Modulation of hormone-dependent glucocorticoid receptor function using a tetracycline-regulated expression system.

The glucocorticoid receptor (GR) is a ligand-dependent transcription factor capable of stimulating and inhibiting the expression of target genes. To better understand the biological action of glucocorticoids and the function of GR, we have utilized the tetracycline (Tc)-regulated mammalian expression system to develop a novel cell line, E8.2/GR3, derived from GR null mouse L929 fibroblasts, that exhibits conditional expression of rat GR. The intracellular concentration of rGR in E8.2/GR3 cells--from undetectable levels to levels more than 10-fold greater than that observed in wild-type L929 cells--could be manipulated by varying the Tc concentration in the culture media. Similarly, dexamethasone (DEX)-dependent transactivation of the mouse mammary tumor virus long terminal repeat and transrepression of the cadmium-induced activity of the mouse heme oxygenase-1 gene enhancer, SX2, were strictly dependent on the presence of rGR, and the levels of these activities could be modulated by Tc.
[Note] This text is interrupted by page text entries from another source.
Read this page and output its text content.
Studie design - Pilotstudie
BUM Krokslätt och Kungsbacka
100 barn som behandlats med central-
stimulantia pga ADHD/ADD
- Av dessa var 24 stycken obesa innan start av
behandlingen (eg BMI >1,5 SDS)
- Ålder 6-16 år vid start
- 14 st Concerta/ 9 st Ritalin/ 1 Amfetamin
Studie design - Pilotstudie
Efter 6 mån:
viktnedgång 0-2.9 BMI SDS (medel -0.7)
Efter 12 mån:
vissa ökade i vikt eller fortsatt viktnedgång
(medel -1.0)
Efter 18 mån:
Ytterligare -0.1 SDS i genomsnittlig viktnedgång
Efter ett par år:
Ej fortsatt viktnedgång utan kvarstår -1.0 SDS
Similar levels of Tc, and thus rGR, were required for half-maximal transactivation and transrepression whereas a 6-fold lower concentration of DEX was required for half-maximal transrepression than for transactivation. RU486 inhibited both DEX-dependent transactivation and transrepression. DEX decreased the steady-state level of rGR mRNA and protein in a Tc dependent manner. DEX also induced morphological changes in E8.2/GR3 cells that were dependent on rGR as no alterations were observed in the presence of Tc. These cells provide a powerful system for examining the various activities of GR, particularly as a function of different intracellular receptor concentrations.